Most individuals recover completely from a concussion in a matter of days or weeks, but symptoms can last much longer. Over-exertion, re-injury, and academic or emotional stress can aggravate symptoms and prolong recovery. Early intervention after concussion can help to minimize the risks of re-injury and over-exertion, both of which can complicate recovery. In many cases, education about the injury and advice about how to best manage the symptoms may be all that is needed. In about 10 to 20 percent of cases a concussion can take months to resolve. In these cases a teacher is an essential member of the team that includes the physician, student, parents, coaches, athletic trainers, peers and others. The members of this team provide essential information to treating clinicians that assists in monitoring and managing recovery. A neuropsychological evaluation may become important when the symptoms of a concussion persist and the physician refers the patient to a neuropsychologist for further evaluation. This evaluation can provide detailed information about which brain functions have been affected and determine treatment to remediate the affected functions. In some cases a 504 Plan may be advisable to support a student through a long-term recovery from concussion.


Do you know your school district’s policy on concussion?

The New Jersey Concussion Law was passed in December 2010 requiring that school districts develop a policy for how to manage concussions in their schools.
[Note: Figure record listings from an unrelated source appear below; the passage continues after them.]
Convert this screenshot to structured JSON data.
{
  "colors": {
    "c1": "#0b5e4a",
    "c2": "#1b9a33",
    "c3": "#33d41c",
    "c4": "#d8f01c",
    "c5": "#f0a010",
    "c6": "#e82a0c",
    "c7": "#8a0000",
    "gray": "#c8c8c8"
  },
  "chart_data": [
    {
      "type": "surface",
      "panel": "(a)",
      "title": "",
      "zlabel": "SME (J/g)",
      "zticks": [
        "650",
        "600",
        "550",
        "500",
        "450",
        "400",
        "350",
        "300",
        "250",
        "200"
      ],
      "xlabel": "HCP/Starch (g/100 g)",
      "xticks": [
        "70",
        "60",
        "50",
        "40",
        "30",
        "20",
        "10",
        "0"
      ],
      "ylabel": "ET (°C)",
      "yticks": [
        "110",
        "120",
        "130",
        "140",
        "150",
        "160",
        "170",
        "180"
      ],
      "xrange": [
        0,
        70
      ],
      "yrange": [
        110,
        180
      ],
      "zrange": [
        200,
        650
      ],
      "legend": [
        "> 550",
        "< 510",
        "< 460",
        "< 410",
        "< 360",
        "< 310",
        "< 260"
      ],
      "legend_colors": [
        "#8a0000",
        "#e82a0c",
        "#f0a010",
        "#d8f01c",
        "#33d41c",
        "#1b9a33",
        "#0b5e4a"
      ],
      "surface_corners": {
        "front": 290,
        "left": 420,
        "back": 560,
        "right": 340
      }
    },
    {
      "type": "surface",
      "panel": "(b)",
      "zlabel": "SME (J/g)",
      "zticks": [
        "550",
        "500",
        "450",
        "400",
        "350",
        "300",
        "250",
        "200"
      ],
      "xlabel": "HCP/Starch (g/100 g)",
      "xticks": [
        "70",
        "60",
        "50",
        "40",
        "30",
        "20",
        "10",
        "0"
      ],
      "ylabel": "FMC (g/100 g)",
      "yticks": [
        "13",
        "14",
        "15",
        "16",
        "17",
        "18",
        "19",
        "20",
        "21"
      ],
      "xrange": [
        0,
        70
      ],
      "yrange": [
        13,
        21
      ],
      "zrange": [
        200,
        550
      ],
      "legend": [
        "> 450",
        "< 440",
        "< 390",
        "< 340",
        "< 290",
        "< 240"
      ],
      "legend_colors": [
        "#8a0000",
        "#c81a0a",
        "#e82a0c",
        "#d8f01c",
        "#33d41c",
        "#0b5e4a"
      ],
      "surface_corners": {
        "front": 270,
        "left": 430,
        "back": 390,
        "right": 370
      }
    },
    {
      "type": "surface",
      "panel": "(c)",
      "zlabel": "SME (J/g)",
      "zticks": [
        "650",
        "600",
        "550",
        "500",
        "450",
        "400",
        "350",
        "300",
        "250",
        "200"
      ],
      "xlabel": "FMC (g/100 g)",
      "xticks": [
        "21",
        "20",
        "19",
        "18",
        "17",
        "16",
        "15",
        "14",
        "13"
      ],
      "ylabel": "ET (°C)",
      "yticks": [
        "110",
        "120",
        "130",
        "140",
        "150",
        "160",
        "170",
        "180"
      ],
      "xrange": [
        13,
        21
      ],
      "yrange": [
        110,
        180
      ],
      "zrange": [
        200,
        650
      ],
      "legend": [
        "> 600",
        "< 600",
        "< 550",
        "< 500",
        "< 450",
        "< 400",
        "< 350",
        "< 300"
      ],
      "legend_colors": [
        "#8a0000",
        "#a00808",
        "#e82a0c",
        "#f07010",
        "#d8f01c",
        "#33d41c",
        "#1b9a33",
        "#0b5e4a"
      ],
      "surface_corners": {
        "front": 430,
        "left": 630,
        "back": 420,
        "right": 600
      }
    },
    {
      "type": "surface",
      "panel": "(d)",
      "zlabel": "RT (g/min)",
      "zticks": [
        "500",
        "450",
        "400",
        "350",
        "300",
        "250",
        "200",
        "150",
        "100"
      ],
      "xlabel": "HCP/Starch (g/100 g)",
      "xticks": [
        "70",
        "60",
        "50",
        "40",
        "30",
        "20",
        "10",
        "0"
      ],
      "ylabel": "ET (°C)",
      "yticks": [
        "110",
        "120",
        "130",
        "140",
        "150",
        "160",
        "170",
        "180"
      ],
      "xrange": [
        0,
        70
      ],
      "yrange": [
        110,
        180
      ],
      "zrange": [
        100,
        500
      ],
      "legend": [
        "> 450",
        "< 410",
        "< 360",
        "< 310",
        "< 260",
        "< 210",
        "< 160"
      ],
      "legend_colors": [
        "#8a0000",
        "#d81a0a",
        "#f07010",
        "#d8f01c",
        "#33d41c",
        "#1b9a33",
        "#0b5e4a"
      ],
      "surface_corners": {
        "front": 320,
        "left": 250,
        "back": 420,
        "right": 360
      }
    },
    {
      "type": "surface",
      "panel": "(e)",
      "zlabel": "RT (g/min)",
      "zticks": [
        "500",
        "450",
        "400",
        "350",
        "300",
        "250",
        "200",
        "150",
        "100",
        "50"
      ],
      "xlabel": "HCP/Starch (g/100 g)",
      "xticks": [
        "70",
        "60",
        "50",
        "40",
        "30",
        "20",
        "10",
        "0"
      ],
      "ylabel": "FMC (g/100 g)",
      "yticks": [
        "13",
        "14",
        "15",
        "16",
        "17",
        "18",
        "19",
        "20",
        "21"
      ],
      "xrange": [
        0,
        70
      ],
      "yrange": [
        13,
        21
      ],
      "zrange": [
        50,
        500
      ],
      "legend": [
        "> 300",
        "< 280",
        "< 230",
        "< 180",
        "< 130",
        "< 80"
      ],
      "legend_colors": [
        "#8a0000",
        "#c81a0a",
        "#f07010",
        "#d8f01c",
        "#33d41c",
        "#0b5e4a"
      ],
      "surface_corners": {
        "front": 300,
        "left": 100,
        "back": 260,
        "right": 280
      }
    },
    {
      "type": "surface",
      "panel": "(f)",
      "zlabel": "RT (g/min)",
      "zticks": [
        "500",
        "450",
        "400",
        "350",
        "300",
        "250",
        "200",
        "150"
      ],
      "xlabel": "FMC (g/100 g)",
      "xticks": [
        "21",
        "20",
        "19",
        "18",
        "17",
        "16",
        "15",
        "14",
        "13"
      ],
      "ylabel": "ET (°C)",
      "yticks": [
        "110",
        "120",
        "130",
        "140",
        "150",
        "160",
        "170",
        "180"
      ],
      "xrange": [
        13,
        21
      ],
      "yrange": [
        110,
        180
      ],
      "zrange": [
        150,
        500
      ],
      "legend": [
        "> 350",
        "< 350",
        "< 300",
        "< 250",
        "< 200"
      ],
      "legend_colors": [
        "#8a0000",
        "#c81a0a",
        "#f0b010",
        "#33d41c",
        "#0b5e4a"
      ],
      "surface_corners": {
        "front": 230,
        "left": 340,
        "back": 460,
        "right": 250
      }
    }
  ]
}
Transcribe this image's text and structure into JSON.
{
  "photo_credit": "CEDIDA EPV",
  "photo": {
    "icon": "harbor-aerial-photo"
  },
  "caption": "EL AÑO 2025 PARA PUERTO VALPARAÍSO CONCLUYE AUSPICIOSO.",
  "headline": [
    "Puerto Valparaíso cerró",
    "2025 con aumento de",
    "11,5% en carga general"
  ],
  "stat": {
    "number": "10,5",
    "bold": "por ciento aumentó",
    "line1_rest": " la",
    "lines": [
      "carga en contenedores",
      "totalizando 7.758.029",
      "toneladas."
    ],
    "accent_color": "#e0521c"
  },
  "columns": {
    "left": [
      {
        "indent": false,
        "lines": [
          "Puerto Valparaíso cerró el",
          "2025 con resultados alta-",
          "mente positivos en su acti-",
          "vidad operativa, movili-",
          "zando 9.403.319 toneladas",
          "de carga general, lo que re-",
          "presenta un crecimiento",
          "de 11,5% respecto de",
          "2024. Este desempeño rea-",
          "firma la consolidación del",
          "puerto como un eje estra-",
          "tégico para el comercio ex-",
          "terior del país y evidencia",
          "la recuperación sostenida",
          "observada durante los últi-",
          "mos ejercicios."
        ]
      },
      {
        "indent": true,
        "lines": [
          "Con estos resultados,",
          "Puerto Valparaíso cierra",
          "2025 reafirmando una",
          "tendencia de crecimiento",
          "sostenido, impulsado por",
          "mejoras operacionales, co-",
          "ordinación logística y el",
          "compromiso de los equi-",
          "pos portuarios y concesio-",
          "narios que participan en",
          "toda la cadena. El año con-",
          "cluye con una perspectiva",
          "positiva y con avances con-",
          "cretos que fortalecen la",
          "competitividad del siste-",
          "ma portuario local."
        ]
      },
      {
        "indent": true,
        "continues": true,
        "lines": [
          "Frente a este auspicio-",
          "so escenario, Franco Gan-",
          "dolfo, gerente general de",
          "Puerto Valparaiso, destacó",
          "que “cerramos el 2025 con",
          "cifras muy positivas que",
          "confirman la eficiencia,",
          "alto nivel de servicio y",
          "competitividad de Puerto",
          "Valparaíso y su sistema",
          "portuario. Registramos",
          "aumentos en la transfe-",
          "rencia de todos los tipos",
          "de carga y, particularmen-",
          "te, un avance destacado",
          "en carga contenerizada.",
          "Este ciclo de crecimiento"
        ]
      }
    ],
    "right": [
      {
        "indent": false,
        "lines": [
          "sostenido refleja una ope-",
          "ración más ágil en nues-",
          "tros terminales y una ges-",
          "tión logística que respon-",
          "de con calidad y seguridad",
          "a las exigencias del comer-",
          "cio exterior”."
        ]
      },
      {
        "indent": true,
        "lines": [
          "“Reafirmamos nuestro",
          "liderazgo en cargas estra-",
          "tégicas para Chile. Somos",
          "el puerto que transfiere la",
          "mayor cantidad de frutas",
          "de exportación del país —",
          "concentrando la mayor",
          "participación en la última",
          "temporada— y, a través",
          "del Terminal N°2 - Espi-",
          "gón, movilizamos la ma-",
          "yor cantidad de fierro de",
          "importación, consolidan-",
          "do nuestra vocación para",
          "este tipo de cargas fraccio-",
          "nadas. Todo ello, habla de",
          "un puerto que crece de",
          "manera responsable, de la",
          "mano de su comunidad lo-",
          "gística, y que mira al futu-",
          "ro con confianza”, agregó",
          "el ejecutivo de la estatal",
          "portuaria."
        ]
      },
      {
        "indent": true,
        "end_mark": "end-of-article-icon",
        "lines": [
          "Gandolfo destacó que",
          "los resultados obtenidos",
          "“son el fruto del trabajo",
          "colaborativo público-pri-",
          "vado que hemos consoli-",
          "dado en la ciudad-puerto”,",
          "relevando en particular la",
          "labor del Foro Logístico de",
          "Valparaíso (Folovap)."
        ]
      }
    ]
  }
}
Currently all school districts in New Jersey should have developed and implemented a policy on concussion. Mandates from the Law and Policy need to be implemented and it is advisable that clear procedural guidance is provided for school staff including nurses, educators, and administrative staff.

Generally the Law applies to all public and nonpublic schools in New Jersey and applies to student-athletes in grades K – 12 who play interscholastic sports. The New Jersey Concussion Law primarily focuses on interscholastic sports with the exception that any youth sports team organization (one or more sports teams organized pursuant to a nonprofit or similar charter or which are members teams in a league organized by or affiliated with a county or municipal recreation department) that operates on school grounds must sign a statement of compliance with that school district or nonpublic school’s policies for the management of concussions and other head injuries. This article in the Law provides the youth sports team organization with immunity from liability when they sign the compliance statement.

The Model Policy developed by the New Jersey Department of Education expands the Law regarding return to play decisions to include grades K-12 with certain differences for grade K-8. It states that “Younger students (K-8) should observe the 7 day rest/recovery period (after they are symptom free at rest) prior to initiating the Graduated return-to-play Protocol” outlined in the Consensus Statement from the 2008 International Conference on Concussion in Sport. The Policy also states that the Graduated return-to-play Protocol should be monitored by a physician trained in the evaluation and management of concussion as well as the parents/guardians of the student-athlete and that school nurses may serve as advocates for communicating signs and symptoms to physicians and parents/guardians.

School districts can choose to provide guidelines for elementary and middle schools to follow in the event that a concussion occurs to a student outside of interscholastic sports.

It would be optimal to include physical education teachers in interscholastic head injury training because of the contact sports they facilitate daily, and the risk of students sustaining a concussion during gym time. In addition, many students with concussion return to school with gym restrictions, because of the risk of contact sports and sustaining a second concussion making it imperative for the physical education teacher to be on the same page as other staff. Including a requirement for teachers to attend trainings in concussion will reinforce the relationship between concussion and cognition, academic accommodations, and physical activity restrictions that are typically necessary following a concussion.